グレイの独断と偏見でものを言うのならば、いかにもボンボンっぽい見た目で、なんだか意地悪そうな顔をしていた。
クルムが道を譲ったので、グレイもそれにならって道を空ける。
余計な争いはしないに越したことはない。
「そんな恰好で街をうろつくなど……、恥を知れ」
「申し訳ありません、街の子に憧れがあったものですから。ケルンお兄様は、お出かけでしょうか」
悪口を言われたのに腑抜けた笑顔で、まるで本当に兄を慕うように声をかけたクルムに、ケルンと呼ばれた青年は舌打ちをした。
「お前には関係なかろう」
「残念です……。楽しいことでしたらご一緒させていただけたらと思ったのですが……」
「ふん、ただの視察だ」
明らかに馬鹿にしたように答えたケルンは、そのまま馬の歩を進めたが、数歩進んで足を止め、振り返って尋ねる。
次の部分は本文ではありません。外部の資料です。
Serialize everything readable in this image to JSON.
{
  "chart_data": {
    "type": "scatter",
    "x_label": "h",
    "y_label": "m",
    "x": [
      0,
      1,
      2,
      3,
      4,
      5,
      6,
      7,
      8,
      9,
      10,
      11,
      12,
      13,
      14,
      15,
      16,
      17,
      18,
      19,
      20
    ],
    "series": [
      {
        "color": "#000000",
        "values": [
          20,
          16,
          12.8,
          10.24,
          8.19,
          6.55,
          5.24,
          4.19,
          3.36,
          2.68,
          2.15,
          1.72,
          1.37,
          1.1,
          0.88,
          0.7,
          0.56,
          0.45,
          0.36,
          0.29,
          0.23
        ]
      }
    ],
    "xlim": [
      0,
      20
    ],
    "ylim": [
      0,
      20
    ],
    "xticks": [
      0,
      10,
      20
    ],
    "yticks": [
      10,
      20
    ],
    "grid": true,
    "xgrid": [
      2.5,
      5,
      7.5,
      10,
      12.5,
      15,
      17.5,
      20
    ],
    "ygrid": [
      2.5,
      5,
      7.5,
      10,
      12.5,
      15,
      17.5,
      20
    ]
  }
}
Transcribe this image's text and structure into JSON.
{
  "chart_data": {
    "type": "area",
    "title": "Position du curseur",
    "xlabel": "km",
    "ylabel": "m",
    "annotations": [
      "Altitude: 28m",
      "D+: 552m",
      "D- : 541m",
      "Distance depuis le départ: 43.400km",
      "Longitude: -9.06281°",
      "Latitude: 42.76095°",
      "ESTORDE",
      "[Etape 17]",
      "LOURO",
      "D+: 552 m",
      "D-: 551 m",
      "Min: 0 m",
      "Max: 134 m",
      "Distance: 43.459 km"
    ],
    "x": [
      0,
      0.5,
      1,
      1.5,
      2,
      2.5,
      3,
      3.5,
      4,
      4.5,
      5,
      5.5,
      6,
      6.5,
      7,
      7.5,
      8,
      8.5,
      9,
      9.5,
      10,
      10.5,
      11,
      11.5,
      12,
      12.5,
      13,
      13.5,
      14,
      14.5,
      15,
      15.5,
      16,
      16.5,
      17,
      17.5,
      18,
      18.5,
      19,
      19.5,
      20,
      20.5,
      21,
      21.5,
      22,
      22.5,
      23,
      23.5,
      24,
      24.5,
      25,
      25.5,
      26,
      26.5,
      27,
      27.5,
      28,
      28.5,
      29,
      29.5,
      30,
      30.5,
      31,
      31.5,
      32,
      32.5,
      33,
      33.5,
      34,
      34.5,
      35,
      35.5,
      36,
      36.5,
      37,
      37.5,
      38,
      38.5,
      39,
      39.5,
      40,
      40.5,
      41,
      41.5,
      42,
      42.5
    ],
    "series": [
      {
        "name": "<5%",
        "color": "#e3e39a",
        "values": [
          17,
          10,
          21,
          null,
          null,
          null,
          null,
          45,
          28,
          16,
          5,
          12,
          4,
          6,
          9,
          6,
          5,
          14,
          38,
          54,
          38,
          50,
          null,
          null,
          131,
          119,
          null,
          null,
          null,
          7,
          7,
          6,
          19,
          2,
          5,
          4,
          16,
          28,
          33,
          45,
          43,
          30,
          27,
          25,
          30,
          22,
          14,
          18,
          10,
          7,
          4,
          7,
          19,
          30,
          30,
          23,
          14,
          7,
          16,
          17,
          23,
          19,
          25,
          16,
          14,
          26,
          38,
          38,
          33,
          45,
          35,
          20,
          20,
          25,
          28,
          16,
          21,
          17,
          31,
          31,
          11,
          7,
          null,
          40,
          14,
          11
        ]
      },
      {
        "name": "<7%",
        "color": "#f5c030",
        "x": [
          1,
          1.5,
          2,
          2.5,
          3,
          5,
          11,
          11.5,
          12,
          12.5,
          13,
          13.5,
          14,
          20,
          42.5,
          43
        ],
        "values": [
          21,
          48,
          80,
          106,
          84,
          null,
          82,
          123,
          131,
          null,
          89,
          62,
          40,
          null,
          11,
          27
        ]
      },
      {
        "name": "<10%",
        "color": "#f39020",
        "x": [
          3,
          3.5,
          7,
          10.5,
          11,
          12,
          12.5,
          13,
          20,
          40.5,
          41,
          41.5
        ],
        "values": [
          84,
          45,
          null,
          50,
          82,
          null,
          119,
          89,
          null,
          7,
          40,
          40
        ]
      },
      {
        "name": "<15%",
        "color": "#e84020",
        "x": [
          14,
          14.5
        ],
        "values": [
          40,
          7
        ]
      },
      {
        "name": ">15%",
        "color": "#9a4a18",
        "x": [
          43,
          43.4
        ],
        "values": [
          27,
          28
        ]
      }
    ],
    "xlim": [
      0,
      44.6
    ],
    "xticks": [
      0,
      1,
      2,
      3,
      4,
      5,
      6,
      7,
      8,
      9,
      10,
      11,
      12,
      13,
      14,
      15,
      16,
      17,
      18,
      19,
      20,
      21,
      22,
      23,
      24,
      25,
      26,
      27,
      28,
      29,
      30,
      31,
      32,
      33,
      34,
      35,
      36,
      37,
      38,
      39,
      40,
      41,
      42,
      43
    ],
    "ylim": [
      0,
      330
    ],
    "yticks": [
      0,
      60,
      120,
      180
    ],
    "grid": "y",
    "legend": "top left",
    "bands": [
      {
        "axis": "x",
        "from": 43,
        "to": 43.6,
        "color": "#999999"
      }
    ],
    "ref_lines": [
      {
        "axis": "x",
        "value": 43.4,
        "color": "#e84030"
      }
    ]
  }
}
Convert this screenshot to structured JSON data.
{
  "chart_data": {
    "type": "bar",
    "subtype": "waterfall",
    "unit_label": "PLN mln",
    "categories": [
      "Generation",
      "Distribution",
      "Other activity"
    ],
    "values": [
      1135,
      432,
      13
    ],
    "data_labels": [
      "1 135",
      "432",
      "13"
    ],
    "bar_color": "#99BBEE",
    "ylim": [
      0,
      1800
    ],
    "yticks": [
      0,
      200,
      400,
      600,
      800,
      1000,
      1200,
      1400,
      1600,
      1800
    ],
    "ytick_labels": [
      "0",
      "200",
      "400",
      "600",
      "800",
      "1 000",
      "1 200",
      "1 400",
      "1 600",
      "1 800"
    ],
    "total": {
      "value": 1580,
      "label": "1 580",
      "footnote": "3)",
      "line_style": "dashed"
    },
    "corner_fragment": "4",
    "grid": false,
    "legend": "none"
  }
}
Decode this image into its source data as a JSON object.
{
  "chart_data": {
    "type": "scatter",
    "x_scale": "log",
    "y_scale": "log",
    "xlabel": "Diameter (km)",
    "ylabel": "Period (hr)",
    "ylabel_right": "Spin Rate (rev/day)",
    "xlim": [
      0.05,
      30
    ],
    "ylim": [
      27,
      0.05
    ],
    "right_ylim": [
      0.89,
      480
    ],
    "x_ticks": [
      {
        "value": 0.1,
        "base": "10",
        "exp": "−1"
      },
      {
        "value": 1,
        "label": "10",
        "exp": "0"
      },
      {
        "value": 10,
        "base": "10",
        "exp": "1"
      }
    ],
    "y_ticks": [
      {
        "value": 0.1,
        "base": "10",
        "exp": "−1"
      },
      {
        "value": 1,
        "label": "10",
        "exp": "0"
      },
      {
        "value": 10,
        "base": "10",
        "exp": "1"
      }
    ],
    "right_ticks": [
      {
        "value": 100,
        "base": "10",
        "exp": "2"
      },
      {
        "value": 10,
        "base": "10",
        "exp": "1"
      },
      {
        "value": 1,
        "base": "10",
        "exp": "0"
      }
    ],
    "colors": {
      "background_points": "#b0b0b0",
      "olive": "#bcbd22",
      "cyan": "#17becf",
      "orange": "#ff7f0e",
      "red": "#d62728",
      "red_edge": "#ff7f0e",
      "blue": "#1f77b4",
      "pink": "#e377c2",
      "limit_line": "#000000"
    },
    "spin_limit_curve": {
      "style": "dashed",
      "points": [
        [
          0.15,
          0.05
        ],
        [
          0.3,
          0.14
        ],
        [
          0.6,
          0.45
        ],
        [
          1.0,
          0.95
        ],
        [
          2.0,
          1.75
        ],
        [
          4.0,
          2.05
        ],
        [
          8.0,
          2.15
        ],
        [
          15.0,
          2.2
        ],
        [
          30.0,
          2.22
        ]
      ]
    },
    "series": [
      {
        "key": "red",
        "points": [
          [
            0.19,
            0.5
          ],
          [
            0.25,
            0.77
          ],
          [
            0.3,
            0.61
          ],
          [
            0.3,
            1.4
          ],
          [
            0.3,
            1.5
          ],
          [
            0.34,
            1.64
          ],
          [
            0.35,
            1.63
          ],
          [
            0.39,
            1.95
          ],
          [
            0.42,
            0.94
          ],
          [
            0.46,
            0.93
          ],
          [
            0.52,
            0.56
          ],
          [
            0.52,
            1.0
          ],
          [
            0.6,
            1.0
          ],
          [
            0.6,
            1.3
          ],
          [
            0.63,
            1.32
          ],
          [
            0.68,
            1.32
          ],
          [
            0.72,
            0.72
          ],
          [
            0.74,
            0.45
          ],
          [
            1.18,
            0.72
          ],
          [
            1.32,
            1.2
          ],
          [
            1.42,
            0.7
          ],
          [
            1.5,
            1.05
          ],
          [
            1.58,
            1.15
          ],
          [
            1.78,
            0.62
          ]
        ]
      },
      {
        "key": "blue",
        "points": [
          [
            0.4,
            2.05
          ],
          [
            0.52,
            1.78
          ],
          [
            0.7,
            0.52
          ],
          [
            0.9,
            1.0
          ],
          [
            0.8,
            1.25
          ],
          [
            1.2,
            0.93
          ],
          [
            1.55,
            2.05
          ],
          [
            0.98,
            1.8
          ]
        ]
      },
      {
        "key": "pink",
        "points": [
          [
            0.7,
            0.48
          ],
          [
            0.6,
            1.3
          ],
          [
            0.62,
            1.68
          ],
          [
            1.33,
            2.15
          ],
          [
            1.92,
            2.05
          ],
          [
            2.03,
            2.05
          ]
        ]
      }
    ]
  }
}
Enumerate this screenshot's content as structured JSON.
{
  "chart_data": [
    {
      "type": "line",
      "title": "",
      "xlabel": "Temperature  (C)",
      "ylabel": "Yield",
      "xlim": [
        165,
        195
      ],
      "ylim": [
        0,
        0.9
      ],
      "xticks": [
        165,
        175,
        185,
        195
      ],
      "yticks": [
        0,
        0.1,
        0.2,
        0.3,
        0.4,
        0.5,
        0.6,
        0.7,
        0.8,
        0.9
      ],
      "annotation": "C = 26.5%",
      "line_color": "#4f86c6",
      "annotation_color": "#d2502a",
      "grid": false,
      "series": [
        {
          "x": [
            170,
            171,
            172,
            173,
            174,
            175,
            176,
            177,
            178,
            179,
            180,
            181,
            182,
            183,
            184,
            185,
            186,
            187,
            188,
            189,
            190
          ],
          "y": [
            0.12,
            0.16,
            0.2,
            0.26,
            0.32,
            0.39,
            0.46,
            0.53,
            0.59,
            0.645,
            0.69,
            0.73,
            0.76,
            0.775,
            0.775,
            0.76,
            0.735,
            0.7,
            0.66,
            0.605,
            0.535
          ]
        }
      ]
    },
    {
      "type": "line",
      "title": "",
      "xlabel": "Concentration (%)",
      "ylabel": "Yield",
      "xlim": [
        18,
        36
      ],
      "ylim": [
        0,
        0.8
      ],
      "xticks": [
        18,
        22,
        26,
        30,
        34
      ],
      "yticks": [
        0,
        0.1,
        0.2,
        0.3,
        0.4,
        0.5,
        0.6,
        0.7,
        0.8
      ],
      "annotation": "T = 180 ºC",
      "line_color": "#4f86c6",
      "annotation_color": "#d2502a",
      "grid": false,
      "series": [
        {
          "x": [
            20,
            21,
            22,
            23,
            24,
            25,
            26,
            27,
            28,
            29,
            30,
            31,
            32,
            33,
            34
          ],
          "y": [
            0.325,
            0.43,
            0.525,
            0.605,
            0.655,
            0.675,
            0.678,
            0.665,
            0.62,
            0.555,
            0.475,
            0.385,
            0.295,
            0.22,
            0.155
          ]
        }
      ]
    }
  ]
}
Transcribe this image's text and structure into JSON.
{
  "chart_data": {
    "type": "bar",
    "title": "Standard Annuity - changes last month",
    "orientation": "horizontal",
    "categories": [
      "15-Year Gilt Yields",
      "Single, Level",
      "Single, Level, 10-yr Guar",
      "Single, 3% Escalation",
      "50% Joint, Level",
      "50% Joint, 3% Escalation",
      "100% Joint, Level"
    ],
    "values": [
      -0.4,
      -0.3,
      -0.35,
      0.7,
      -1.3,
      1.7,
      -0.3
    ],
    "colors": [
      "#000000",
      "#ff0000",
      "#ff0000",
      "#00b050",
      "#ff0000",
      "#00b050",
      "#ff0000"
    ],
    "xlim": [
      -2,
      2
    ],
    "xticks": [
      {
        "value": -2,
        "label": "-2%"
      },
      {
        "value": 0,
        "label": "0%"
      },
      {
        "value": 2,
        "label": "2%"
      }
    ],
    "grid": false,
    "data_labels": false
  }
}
「クルム、今度は何を拾ってきた? 変なものばかり拾うのはやはり母親が卑しいからか?」
「気に入ったんですの。素敵なお鬚だとは思いませんか?」
「ちっ、話にならんな」
ケルンはかぽかぽと馬の足を鳴らしながら去っていく。
ぼんやりとしたやり取りが、彼女の生きるための処世術なのだろうとはグレイにもわかる。家へやってきたときの打てば響く雰囲気はすっかり鳴りを潜めていた。
若かりし頃の友人を彷彿とさせる姿には心が痛む。
グレイはどうやら王宮でのクルムの立場は相当に悪いらしいと察しながら、自慢の顎髭をゴシゴシと撫でる
しかし、『素敵なお鬚』とは、大層気持ちの良い褒め文句だ。何だか少しだけ、クルムのために働いてやりたくなってきたグレイであった。